PROLOGUE
多少残酷描写が入りますが、それほどではありません。どうしても駄目な人はお控えください
人の命等簡単に消えるものだ。
白石守は思う。事実、この引き金を引けば目の前で不様に震える男の命を奪うことが出来る。
ちらっとよぎった罪悪感をいつものことと受け流した白石は男の眉間に銃弾を撃ち込んだ。

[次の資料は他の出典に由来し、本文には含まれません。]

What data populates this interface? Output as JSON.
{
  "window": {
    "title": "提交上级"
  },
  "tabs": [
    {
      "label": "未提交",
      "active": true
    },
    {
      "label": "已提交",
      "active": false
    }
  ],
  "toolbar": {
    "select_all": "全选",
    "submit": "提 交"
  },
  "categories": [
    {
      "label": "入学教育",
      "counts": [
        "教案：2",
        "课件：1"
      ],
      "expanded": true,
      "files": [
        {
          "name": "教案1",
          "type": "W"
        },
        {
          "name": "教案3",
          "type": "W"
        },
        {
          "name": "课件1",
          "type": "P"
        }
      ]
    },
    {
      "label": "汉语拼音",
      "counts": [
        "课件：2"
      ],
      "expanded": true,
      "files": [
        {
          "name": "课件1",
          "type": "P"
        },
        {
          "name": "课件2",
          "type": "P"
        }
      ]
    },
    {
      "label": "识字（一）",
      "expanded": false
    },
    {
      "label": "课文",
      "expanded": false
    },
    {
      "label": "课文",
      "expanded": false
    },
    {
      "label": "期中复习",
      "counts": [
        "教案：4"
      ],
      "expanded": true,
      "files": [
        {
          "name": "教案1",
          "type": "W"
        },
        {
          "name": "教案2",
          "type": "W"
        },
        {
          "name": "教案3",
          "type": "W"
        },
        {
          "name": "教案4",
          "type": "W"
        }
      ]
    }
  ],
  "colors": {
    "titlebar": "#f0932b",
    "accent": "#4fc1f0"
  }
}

ばっ、と飛び散った赤い液体の中に頭蓋骨の細かい骨片が混じる。胸やけをおこすような異臭がその狭い部屋を満たす頃には白石の姿はもうそこにはなかった。 甘い芳醇な香を放つ白い液体を口に含んだ永見達也は端正な面差しを僅かに綻ばせた。
「操り人形だな」
不意に口を開いた永見に、向かいに座る男が怪訝そうな顔をした。
「糸に操られるままに人を尾行すれば、人も殺す。前後関係も善悪も関係ない。憐れだと思わんか?」
「その憐れな操り人形によってこの国は平穏を保てているのです」
さも、不快そうに答えた向かいの男はグラスの中の液体を乱暴に煽った。
「どちらにしろ。白石守を消せばあれに繋がる糸は完全に絶たれる。どのような手段をとるのだ?」
永見の問いに、男は口元を歪めると言った。
「よくある方法ですよ」
「罪のない人間を殺させておき、罪を問う。大人しく従うか、牙を剥くか。どちらにせよ、一介のスパイが国家には勝てない。真実は明かされることは………」そこで、話し過ぎたことを悟ったのであろう。男は突然言葉を切ると、永見の顔を罰の悪そうに見つめた。
「そうだな。後は任せた」
永見はそれだけいうと席を立った。
「笠間三佐、良い報告を待っている」
睨みつけるような一瞥をおくった笠間祐吉は小さく頷いてみせた。
白石守は背後の気配に思わず振り返ってしまっていた。同時に、振り向けられた銃口に息を飲み込んだのも一瞬、電撃的に動いた腕が、ポケットの中に入れておいた小型の拳銃を取り出した白石は、銃口から身を退いていた。
「なんのつもりだ?」
無駄と知りつつも尋ねてみた白石に返って来たのはマズルフラッシュ(銃の発射時に、銃口から飛び散る火花)だった。
頬を掠めた熱い塊に背中が粟立つのを感じた白石は、反射的にトリガーを引いていた。
弾かれたように吹き飛んだ男の死亡を確認した白石は、その手に握られている銃に驚愕した。
グロック17。彼の所属する組織の正式採用銃だ。それを確認した白石は、瞬時に事態を把握すると、走り出した。